準必須アミノ酸って何だ

「必須アミノ酸は11種類ではないのですか」という質問が、科学情報紙の編集者からありました。体内で合成することができない必須アミノ酸は食品から摂る必要があり、体内で必要な20種類のアミノ酸のうち体内で合成されるアミノ酸(非必須アミノ酸)は11種類なので、これを引くと必須アミノ酸は9種類ということになっています。それに2種類プラスしてきた意味がわかっているので、さすがと言いたいところですが、その理由を聞かれたので、さすがとは言いにくくなりました。
必須アミノ酸はスレオニン、バリン、イソロイシン、ロイシン、メチオニン、リシン、ヒスチジン、フェニルアラニン、トリプトファンの9種類です。
ヒスチジンは体内で合成されます。以前は乳幼児には必須アミノ酸とされてきましたが、今では成人でも必須であることがわかり、どの年代においても9種類となっています。これに対して、アルギニンは成人では非必須アミノ酸ですが、乳幼児では合成量が少ないために必須アミノ酸と非必須アミノ酸の中間的な立場の準必須アミノ酸とされています。
ここまで説明してきて、準アミノ酸という言葉は聞き慣れていなかったようで、繰り返し質問されました。
非必須アミノ酸のシステインとチロシンも合成量が少ない人がいることから、これも準必須アミノ酸とされます。というのは、この2種類のアミノ酸は必須アミノ酸から合成されていて、必須アミノ酸が不足していると合成量が足りなくなるという事実があるからです。システインはメチオニンから合成され、チロシンはフェニルアラニンから合成されます。
グルタミンはグルタミン酸から合成される非必須アミノ酸ですが、ストレスで不足しやすく、ストレス社会の現在では、これも準必須アミノ酸とされています。
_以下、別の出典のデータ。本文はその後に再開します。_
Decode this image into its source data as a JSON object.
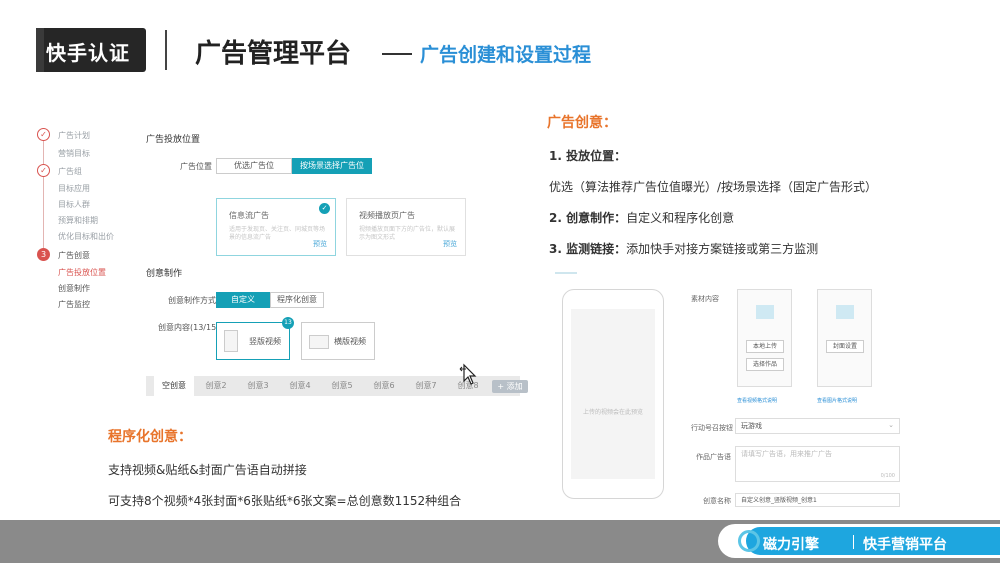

こうなると必須アミノ酸と非必須アミノ酸の定義がわかりにくくなりますが、ここで非必須アミノ酸を列挙しておくとグリシン(セリン、スレオニンから合成)、アラニン(グルタミン酸、ピルビン酸から合成)、セリン(グリシン、グルタミンから合成)、チロシン(フェニルアラニンから合成)、システイン(シスチン、メチオニンから合成)、アスパラギン(アスパラギン酸から合成)、グルタミン(グルタミン酸から合成)、プロリン(グルタミン酸から合成)、アスパラギン酸(グルタミン酸から合成)、グルタミン酸です。
合成されるルートを見ると、グルタミン酸がスタート地点にあることがわかります。グルタミン酸は魚介類や昆布などの旨味がある食品に多く含まれています。これらの食品が不足していると、非必須アミノ酸であっても不足する可能性があることがわかります。
リシン(lysine)はリジンとも呼ばれていましたが、今では英語読みのリシンに統一されています。脂質代謝に必要なL‐カルニチンは必須アミノ酸のリシンとメチオニンから合成されています。リシンが不足するとL‐カルニチンが不足して、ミトコンドリアに脂肪酸が取り込まれにくくなり、ダイエットにはマイナスとなります。また、糖質代謝に必要なα‐リポ酸は必須アミノ酸のヒスチジンから合成されます。